With 4.42p EPS in H1 alone this seems eminently achievable, especially given the confidence in the H1 outlook.

The year about to start shows 9.97p EPS and a 4.06p dividend.

Interesting comment from the IC:



"In terms of valuation, Harvey Nash (HVN) is at an interesting juncture. The technology specialist is poised to deliver pre-tax profits in excess of £10m. Historically, the level has represented a catalyst for recruiters to be materially re-rated - for example, Matchtech (MTEC) re-rated early 2012, CPL summer 2012, Robert Walters summer 2010. At the moment, Harvey Nash is trading on a 44 per cent discount to larger recruiters, providing material scope for outperformance."

rivaldo
22/12/2015
23:02
looks like profit warning comig on the chart
rubberbullets
16/12/2015
17:41
hxxp://www.recruiter.co.uk/news/2015/09/financials-technology-skill-shortages-boosts-harvey-nashs-bottom-line/

This is widely known but worth sharing again - from the 30th Sept with Albert Ellis.

"A strategic review of its German outsourcing business continues and is expected to be completed within 12 months. Following that, the company will “kick start” its acquisitions strategy."

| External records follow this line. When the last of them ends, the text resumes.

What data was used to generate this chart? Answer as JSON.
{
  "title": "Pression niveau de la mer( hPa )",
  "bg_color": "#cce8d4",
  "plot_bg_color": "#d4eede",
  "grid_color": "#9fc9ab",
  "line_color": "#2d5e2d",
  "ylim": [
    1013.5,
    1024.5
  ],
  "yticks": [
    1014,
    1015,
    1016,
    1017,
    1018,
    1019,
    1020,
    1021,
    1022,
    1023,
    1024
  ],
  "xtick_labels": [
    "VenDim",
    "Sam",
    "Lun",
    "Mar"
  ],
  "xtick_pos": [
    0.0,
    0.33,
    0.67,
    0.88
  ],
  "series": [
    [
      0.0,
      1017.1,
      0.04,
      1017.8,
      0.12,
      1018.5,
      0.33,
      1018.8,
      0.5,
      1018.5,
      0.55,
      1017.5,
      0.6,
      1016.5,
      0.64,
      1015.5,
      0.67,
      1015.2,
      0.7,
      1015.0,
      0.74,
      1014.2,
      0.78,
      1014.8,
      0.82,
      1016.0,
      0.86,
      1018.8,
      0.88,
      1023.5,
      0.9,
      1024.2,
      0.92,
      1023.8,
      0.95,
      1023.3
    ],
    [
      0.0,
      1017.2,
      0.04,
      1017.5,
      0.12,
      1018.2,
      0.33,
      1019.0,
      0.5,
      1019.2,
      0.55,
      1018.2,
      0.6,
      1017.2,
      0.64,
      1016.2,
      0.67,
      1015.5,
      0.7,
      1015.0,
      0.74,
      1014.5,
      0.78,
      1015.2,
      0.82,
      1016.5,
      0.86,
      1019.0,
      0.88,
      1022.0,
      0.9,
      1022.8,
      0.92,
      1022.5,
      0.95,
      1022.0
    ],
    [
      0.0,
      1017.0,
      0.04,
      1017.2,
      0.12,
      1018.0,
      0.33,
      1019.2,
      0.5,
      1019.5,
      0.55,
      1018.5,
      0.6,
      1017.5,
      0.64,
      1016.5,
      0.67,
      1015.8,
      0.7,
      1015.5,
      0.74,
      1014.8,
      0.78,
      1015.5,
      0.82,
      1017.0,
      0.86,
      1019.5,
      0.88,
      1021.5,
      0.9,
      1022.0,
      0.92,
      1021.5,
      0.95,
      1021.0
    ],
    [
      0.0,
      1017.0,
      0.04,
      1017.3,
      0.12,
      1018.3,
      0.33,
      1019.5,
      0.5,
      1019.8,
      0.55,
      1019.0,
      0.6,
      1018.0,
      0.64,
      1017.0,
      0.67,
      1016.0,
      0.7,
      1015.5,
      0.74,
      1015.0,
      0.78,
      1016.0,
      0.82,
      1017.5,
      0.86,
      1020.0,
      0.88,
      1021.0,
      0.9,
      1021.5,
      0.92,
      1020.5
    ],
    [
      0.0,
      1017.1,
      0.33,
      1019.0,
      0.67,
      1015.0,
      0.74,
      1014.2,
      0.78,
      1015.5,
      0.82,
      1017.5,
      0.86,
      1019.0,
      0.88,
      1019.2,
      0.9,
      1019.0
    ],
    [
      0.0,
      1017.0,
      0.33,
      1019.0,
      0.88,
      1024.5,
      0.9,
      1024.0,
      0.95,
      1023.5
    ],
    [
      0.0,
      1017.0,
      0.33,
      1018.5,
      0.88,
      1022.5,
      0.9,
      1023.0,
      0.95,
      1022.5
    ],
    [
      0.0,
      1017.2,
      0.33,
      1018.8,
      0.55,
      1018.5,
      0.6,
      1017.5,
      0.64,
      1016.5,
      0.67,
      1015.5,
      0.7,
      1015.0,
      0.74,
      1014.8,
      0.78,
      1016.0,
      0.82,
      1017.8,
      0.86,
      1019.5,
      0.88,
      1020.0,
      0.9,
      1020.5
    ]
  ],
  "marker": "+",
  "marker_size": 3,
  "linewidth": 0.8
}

So thats the outsourcing business out the way - hopefully pick up some interesting recruitment organisations to add to the profitability.

jimmywilson612
16/12/2015
16:00
i wouldn't be too surprised to see 70p

the sets systems really doesn't do this share any favours but it works both ways up n down all my own opinion

jon123
16/12/2015
15:54
Chart on good support here. I've added on the hope we turn from here on in:


free stock charts from uk.advfn.com

professor x
16/12/2015
15:29
I would appreciate constructive criticism, here are my thoughts about the announcement:

Looks to me like 8.8m fixed assets disappear, a 1.7m secured loan asset and a 4.1m liability will appear on the HN Balance Sheet. The liability will be realised or written off within 9 month and the loan might provide interest income.

On the P&L, the 0.3m loss will not continue. If NT Group is sold before 2022 then HN get max 6.5m.

So Equity owners (us) lost 11.2m gbp, the ROCE should improve and the earnings yield should improve. So the value of the company went down but the profitability improves?

abcurtis
15/12/2015
17:52
I've added to my position here in recent days.

4.26% Yield
9.22 PE Ratio
7% growth (10% without currency swings)

Diverse sectors which minimise risks.

I am confident in the company and therefore I am seeing this downturn as a buying opportunity to add. Who knows if this will pay off longer term?

jimmywilson612
15/12/2015
08:39
Broken uptrend to downside, so any rise will be capped at about 92 upside.
Its not much upside considering spread.

yf23_1
14/12/2015
20:42
Time to get out I felt at 87p in spite of fundamentals. Sad to see profit, albeit paper, decline. Will continue to watch for re-entry. Good luck holders.